New Law Will Make More Veterans Eligible for Housing

LA Homeless Services Authority
The Road Home
Published in
2 min readDec 1, 2023


New state legislation signed into law by Gov. Gavin Newsom makes more veterans experiencing homelessness eligible for supportive housing.

Assembly Bill 1386, authored by Assemblyman Jesse Gabriel (D-46) and sponsored by LAHSA, along with U.S. Vets and the California Association of Veteran Service Agencies (CAVSA, increases the flexibility of the State Veterans Housing and Homelessness Prevention (VHHP) Program by allowing for local homeless rehousing systems to match a veteran experiencing homelessness with an income at or below 60% area median income and who is receiving services to a VHHP bed in cases when a veteran with lower income cannot be located. The income threshold was previously 30% of the area median income or lower.

That means some veterans who did not qualify for the program now qualify, though lower-income veterans are still prioritized. AB 1386 removes this administrative barrier and seeks to maximize the impact of existing services and programs by decreasing vacancy rates, helping to reduce the population of veterans experiencing homelessness.
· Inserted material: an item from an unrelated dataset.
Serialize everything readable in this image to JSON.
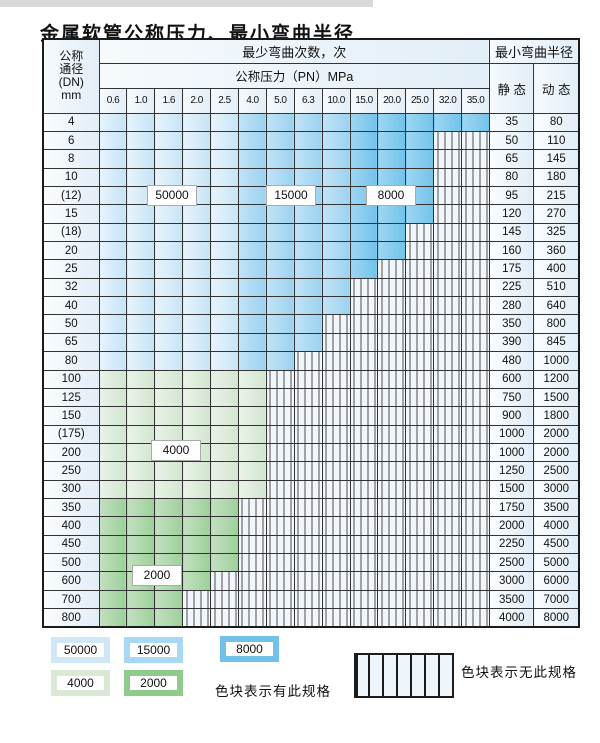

The VHHP program allocates funds to affordable housing developers who combine that funding with money from other sources to construct new multifamily housing developments targeted at veterans experiencing homelessness. At least 50% of the funds serve veteran households with extremely low incomes or those who earn 30% or less of the area median income.

The VHHP funding has produced more than 88 affordable housing developments with 5,665 units for veterans and nonveterans since 2014.

The problem that AB 1386 will address is that when veterans are connected to benefits, including disability benefits, their income exceeds the 30% threshold, making them ineligible for the VHHP housing units. As a result, some buildings had high vacancy rates despite homeless veterans remaining.

By nationwide comparison, veterans are overrepresented in California’s homeless population — the state is home to 31% of the national total — and that is especially true in Southern California. About 10% of all homeless veterans nationwide reside in Los Angeles County.